Are you a surgeon? Just curious.
You have posed a great question. Many times when I spend 20 minutes of turnover time in search of an all-elusive gel pad, I ask myself, "Did I REALLY go to school for 4 years to be a sterile waitress, a gopher dressed in scrubs
, or an IT tech when the computer/arthroscopy machine/laparoscopy machine needs fixing?" It can get frustrating sometimes.
However, when I catch errors or notice that an order was not written, I am thankful for my nursing education and experience.
A few examples:
A CRNA announced to the surgeon that he was going to go ahead and give Toradol. The surgeon was busy teaching a resident how to ream the femur for a Gamma Nail placement, and either didn't hear the CRNA or his statement didn't compute. I immediately spoke up and told the CRNA that the pt was allergic to Toradol, and pointed to the whiteboard where the allergy was listed in big red letters.
I always review my pt's H&P thoroughly prior to a procedure. I read the e-chart the night before and make notes with questions, should I have anything to clarify with the surgeon. If I notice that my pt's HCT is in the toilet, and an order for PRBCs was not written, I ask the surgeon if he would like some blood ready before we go back to the OR. If I notice that my pt's K+ is 6.5, I alert both the anesthesia care provider and the surgeon. If I see that my pt's INR is 3.5, I ask the surgeon if he wants to delay the surgery so that the pt can receive some FFP.
When we are positioning a pt for surgery, I know which nerves are being compromised by a particular position, and take steps to protect those nerves.

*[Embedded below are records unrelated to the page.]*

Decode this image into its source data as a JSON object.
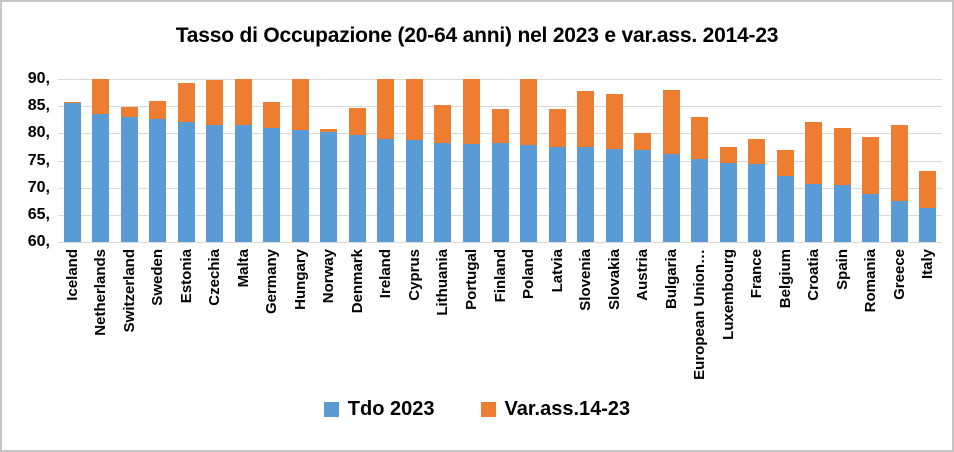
{
  "title": "Tasso di Occupazione (20-64 anni) nel 2023 e var.ass. 2014-23",
  "colors": {
    "tdo_2023": "#5B9BD5",
    "var_ass": "#ED7D31",
    "gridline": "#D9D9D9"
  },
  "legend": {
    "position": "bottom",
    "items": [
      {
        "label": "Tdo 2023",
        "color": "#5B9BD5"
      },
      {
        "label": "Var.ass.14-23",
        "color": "#ED7D31"
      }
    ]
  },
  "chart_data": {
    "type": "bar",
    "stacked": true,
    "title": "Tasso di Occupazione (20-64 anni) nel 2023 e var.ass. 2014-23",
    "xlabel": "",
    "ylabel": "",
    "ylim": [
      60,
      90
    ],
    "ytick_step": 5,
    "ytick_labels": [
      "60,",
      "65,",
      "70,",
      "75,",
      "80,",
      "85,",
      "90,"
    ],
    "grid": true,
    "legend_position": "bottom",
    "categories": [
      "Iceland",
      "Netherlands",
      "Switzerland",
      "Sweden",
      "Estonia",
      "Czechia",
      "Malta",
      "Germany",
      "Hungary",
      "Norway",
      "Denmark",
      "Ireland",
      "Cyprus",
      "Lithuania",
      "Portugal",
      "Finland",
      "Poland",
      "Latvia",
      "Slovenia",
      "Slovakia",
      "Austria",
      "Bulgaria",
      "European Union…",
      "Luxembourg",
      "France",
      "Belgium",
      "Croatia",
      "Spain",
      "Romania",
      "Greece",
      "Italy"
    ],
    "series": [
      {
        "name": "Tdo 2023",
        "color": "#5B9BD5",
        "values": [
          85.5,
          83.5,
          83.0,
          82.6,
          82.0,
          81.6,
          81.6,
          81.0,
          80.7,
          80.3,
          79.7,
          78.9,
          78.8,
          78.2,
          78.1,
          78.2,
          77.8,
          77.5,
          77.4,
          77.2,
          76.9,
          76.2,
          75.2,
          74.6,
          74.3,
          72.2,
          70.7,
          70.5,
          68.8,
          67.5,
          66.3
        ]
      },
      {
        "name": "Var.ass.14-23",
        "color": "#ED7D31",
        "values": [
          0.3,
          6.5,
          1.9,
          3.3,
          7.3,
          8.2,
          8.4,
          4.7,
          9.3,
          0.5,
          5.0,
          11.1,
          11.2,
          7.0,
          11.9,
          6.2,
          12.2,
          7.0,
          10.3,
          10.1,
          3.2,
          11.7,
          7.8,
          2.9,
          4.6,
          4.7,
          11.4,
          10.5,
          10.6,
          14.1,
          6.8
        ]
      }
    ],
    "stacked_totals_visible": [
      85.8,
      90.0,
      84.9,
      85.9,
      89.3,
      89.8,
      90.0,
      85.7,
      90.0,
      80.8,
      84.7,
      90.0,
      90.0,
      85.2,
      90.0,
      84.4,
      90.0,
      84.5,
      87.7,
      87.3,
      80.1,
      87.9,
      83.0,
      77.5,
      78.9,
      76.9,
      82.1,
      81.0,
      79.4,
      81.6,
      73.1
    ],
    "clipping_note": "Stacked bars reaching the axis maximum (Netherlands, Malta, Hungary, Ireland, Cyprus, Portugal, Poland) are drawn flat at 90, clipped by the y-axis."
  }
}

I know because of my education and experience, that induction and emergence are the most dangerous times of any surgical procedure. I am trained to recognize MH and know how to reconstitute and deliver the appropriate medications. I also know how to interpret VS on the monitor and recognize when a pt is becoming unstable. Thankfully, the anesthesia attendings are never far, but in the mean time I can offer assistance to a new anesthesia resident when they are floundering.
An RN knows how to delegate, and must implement critical thinking skills during a crisis.

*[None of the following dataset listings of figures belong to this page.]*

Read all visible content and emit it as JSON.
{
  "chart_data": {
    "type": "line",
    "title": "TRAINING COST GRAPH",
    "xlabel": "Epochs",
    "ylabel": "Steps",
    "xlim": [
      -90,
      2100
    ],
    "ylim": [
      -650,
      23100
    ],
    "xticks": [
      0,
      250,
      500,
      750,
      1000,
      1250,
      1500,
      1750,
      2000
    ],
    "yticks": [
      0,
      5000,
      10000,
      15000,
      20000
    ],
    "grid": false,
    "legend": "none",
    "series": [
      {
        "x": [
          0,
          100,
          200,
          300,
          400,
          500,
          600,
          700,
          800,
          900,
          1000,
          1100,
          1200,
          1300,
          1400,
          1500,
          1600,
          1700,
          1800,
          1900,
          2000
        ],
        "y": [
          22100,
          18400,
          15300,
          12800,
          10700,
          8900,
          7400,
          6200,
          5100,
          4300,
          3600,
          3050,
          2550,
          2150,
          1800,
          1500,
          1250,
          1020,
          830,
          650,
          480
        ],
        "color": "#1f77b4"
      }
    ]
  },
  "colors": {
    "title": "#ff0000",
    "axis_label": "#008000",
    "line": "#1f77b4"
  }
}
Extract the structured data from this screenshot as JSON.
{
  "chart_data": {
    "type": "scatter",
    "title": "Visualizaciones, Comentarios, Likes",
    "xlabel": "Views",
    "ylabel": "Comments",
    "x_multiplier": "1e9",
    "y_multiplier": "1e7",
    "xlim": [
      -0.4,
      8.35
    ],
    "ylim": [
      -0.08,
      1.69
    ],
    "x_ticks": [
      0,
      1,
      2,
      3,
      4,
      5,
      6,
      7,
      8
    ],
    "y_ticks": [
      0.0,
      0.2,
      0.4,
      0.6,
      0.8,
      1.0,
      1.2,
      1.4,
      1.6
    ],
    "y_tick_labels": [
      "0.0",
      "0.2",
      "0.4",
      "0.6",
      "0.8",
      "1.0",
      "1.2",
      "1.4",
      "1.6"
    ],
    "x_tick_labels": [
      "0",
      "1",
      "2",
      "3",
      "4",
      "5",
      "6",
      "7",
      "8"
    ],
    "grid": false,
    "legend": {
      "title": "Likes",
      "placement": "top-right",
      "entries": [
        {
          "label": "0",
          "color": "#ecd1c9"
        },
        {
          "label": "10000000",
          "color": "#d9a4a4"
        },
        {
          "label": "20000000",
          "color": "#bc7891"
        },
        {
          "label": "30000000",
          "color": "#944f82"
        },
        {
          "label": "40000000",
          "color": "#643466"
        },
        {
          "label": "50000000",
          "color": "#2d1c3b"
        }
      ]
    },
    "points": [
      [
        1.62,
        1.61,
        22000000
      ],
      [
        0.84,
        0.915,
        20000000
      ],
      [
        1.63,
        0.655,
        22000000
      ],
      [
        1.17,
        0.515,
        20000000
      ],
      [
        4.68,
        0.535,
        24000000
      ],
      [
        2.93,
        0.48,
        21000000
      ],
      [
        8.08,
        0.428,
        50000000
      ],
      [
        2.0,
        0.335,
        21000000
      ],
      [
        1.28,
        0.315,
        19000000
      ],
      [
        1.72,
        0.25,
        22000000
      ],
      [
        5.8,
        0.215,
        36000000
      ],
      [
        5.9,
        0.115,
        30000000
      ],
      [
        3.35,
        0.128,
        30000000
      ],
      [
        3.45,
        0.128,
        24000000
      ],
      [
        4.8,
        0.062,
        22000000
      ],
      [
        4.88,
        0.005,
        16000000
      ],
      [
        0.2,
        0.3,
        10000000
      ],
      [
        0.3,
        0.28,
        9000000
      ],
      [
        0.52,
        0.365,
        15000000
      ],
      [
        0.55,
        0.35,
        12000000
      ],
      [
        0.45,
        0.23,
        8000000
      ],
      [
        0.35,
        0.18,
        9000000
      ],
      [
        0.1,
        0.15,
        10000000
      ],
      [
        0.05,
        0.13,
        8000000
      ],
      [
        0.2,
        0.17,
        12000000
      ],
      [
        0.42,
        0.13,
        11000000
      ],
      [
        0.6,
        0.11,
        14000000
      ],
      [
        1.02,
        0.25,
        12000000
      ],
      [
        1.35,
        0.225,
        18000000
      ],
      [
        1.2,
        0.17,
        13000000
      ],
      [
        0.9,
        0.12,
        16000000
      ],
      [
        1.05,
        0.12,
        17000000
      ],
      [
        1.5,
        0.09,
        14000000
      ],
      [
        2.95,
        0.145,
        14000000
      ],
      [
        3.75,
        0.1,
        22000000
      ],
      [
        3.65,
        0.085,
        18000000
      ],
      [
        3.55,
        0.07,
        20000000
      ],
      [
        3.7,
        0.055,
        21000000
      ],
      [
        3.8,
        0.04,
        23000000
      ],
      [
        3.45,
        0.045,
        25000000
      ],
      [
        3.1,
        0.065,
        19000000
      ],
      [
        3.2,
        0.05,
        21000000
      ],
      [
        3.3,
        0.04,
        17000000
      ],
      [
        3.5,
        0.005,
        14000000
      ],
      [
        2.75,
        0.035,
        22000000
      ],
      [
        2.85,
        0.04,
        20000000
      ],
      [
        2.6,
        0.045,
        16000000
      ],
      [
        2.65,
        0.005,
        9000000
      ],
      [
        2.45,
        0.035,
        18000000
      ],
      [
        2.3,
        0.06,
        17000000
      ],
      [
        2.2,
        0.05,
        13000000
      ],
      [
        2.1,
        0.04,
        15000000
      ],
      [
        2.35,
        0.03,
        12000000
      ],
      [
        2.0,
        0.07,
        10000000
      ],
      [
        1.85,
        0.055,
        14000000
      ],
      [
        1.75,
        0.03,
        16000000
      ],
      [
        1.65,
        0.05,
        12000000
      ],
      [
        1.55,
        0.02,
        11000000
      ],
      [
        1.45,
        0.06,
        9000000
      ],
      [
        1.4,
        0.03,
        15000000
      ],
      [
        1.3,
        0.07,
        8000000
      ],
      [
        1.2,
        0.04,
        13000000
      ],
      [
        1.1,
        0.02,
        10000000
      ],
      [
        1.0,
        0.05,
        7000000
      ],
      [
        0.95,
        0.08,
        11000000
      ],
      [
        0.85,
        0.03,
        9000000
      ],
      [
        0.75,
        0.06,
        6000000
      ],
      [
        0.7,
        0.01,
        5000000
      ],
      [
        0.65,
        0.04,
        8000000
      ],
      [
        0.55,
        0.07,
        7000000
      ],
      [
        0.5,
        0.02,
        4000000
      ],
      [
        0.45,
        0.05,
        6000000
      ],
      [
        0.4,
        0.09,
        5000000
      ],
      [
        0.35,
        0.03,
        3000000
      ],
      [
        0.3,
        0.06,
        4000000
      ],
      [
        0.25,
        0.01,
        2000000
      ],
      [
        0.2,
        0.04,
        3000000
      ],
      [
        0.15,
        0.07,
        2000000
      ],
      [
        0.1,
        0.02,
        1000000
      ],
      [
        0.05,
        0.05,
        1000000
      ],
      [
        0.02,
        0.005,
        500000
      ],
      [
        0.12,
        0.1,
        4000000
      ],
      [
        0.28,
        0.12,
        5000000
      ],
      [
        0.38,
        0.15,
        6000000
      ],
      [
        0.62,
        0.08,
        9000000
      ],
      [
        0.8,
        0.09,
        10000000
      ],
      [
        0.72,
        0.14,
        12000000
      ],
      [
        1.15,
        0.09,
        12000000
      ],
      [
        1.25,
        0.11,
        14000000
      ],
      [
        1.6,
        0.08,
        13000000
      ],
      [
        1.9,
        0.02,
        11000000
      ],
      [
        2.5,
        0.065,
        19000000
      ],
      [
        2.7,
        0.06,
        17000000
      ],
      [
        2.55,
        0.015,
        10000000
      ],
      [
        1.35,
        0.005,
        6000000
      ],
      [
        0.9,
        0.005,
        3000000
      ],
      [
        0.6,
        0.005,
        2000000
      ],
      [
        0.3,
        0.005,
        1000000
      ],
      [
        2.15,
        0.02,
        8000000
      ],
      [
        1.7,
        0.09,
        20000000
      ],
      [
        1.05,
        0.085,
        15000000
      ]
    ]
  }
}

When a procedure is unexpectedly extended for a period of time, and I know that there is not a bair hugger on the pt, I ask the anesthesia care provider for a temp reading. You wouldn't believe how many times this gets overlooked, and the anesthesiologist gets this look of surprise, and then we put on the bair hugger. I get the dubious honor of showing everyone my backside as I crawl under the drapes to put it on! An RN understands the importance of normothermia both in the intraoperative setting and in the post op phase.

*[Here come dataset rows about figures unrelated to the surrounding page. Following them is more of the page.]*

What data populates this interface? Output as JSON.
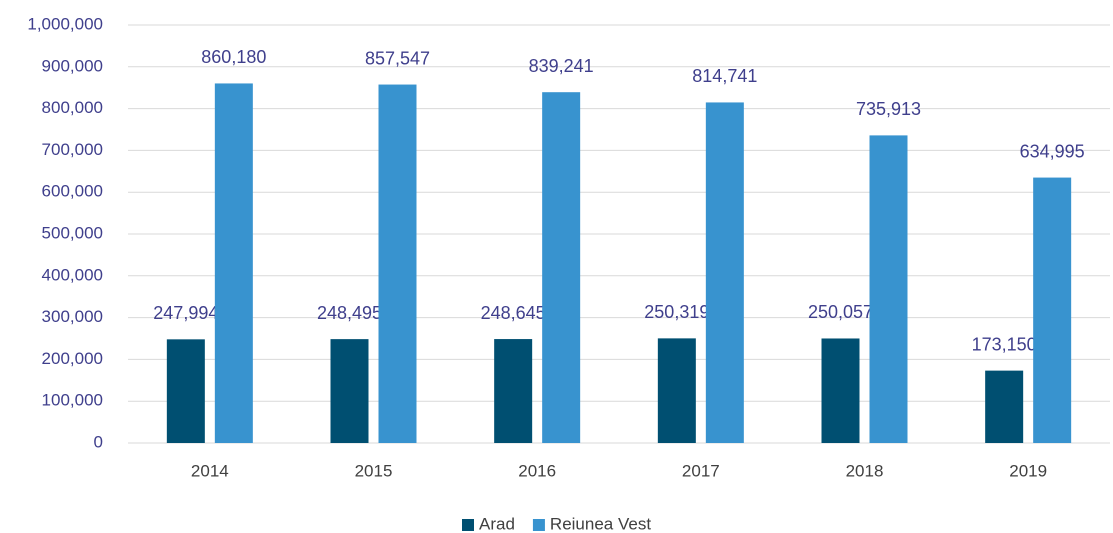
{
  "chart_data": {
    "type": "bar",
    "categories": [
      "2014",
      "2015",
      "2016",
      "2017",
      "2018",
      "2019"
    ],
    "series": [
      {
        "name": "Arad",
        "color": "#004f71",
        "values": [
          247994,
          248495,
          248645,
          250319,
          250057,
          173150
        ],
        "value_labels": [
          "247,994",
          "248,495",
          "248,645",
          "250,319",
          "250,057",
          "173,150"
        ]
      },
      {
        "name": "Reiunea Vest",
        "color": "#3893cf",
        "values": [
          860180,
          857547,
          839241,
          814741,
          735913,
          634995
        ],
        "value_labels": [
          "860,180",
          "857,547",
          "839,241",
          "814,741",
          "735,913",
          "634,995"
        ]
      }
    ],
    "ylim": [
      0,
      1000000
    ],
    "yticks": [
      0,
      {
        "value": 100000,
        "label": "100,000"
      },
      {
        "value": 200000,
        "label": "200,000"
      },
      {
        "value": 300000,
        "label": "300,000"
      },
      {
        "value": 400000,
        "label": "400,000"
      },
      {
        "value": 500000,
        "label": "500,000"
      },
      {
        "value": 600000,
        "label": "600,000"
      },
      {
        "value": 700000,
        "label": "700,000"
      },
      {
        "value": 800000,
        "label": "800,000"
      },
      {
        "value": 900000,
        "label": "900,000"
      },
      {
        "value": 1000000,
        "label": "1,000,000"
      }
    ],
    "grid": true,
    "legend": "bottom"
  }
}
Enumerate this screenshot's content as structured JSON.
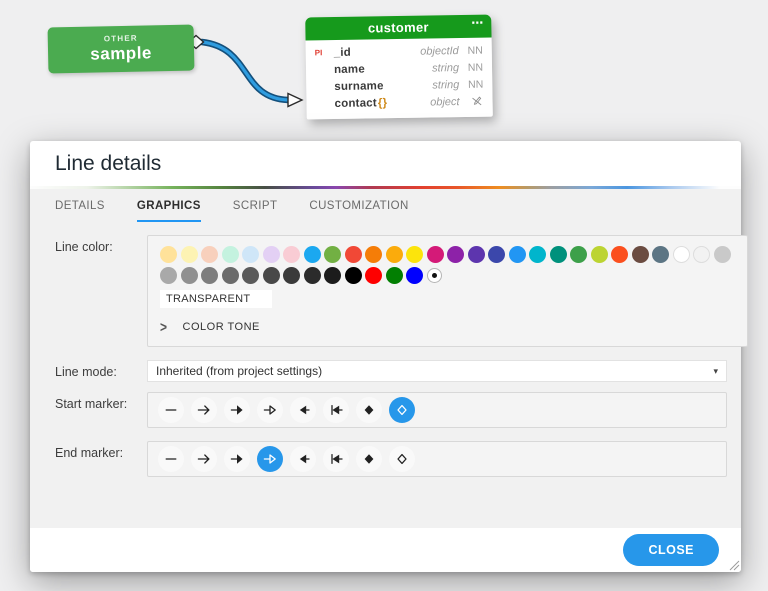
{
  "accent": "#2196f3",
  "diagram": {
    "sample": {
      "badge": "OTHER",
      "name": "sample"
    },
    "customer": {
      "title": "customer",
      "menu": "⋯",
      "rows": [
        {
          "key": "PI",
          "name": "_id",
          "brace": "",
          "type": "objectId",
          "nn": "NN",
          "icon": ""
        },
        {
          "key": "",
          "name": "name",
          "brace": "",
          "type": "string",
          "nn": "NN",
          "icon": ""
        },
        {
          "key": "",
          "name": "surname",
          "brace": "",
          "type": "string",
          "nn": "NN",
          "icon": ""
        },
        {
          "key": "",
          "name": "contact",
          "brace": "{}",
          "type": "object",
          "nn": "",
          "icon": "pencil-slash"
        }
      ]
    }
  },
  "modal": {
    "title": "Line details",
    "tabs": [
      {
        "label": "DETAILS",
        "active": false
      },
      {
        "label": "GRAPHICS",
        "active": true
      },
      {
        "label": "SCRIPT",
        "active": false
      },
      {
        "label": "CUSTOMIZATION",
        "active": false
      }
    ],
    "line_color": {
      "label": "Line color:",
      "palette_row1": [
        "#ffe29a",
        "#fdf3b3",
        "#f8d0bc",
        "#c4f2df",
        "#cfe6f8",
        "#e3d0f4",
        "#f9ccd4",
        "#1ba8f0",
        "#72b043",
        "#f14836",
        "#f57d07",
        "#fbab0c",
        "#fce40c",
        "#d41a78",
        "#8d22a8",
        "#5d35ae",
        "#3b47ab",
        "#2196f3",
        "#00b5cc",
        "#00917c",
        "#3da04a",
        "#bcd432",
        "#fb4f1e",
        "#6b4c41",
        "#5c7584",
        "#ffffff",
        "#f2f2f2",
        "#c9c9c9"
      ],
      "palette_row2": [
        "#a9a9a9",
        "#909090",
        "#7d7d7d",
        "#6b6b6b",
        "#5a5a5a",
        "#484848",
        "#3a3a3a",
        "#2b2b2b",
        "#1c1c1c",
        "#000000",
        "#fe0000",
        "#027f02",
        "#0000fe"
      ],
      "transparent_label": "TRANSPARENT",
      "color_tone_label": "COLOR TONE"
    },
    "line_mode": {
      "label": "Line mode:",
      "value": "Inherited (from project settings)"
    },
    "markers": [
      "none",
      "arrow-open",
      "arrow-filled",
      "triangle-open",
      "triangle-filled",
      "triangle-bar",
      "diamond-filled",
      "diamond-open"
    ],
    "start_marker": {
      "label": "Start marker:",
      "selected_index": 7
    },
    "end_marker": {
      "label": "End marker:",
      "selected_index": 3
    },
    "close_label": "CLOSE"
  }
}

Inevitably, if a pt goes down fighting, they emerge fighting. Because I learned soothing techniques AND because I understand various drugs used intraoperatively exaggerate sensitivity to light, temperature and sound, I know that I should have the OR warmed, the lights dimmed and the room QUIET. This is especially important in the peds population.
There have been plenty of times that I feel like nothing but a gopher. But the examples offered above are a testament to why we need RNs in the OR. Most of the time, the circulators are the ones that notice things FIRST, because it is our job to do so.
Patient safety is absolutely front and center in the mind of a circulator. RNs have the education, experience and critical thinking skills to ensure every aspect of patient safety by implementing appropriate and efficient patient care during the intraoperative phase.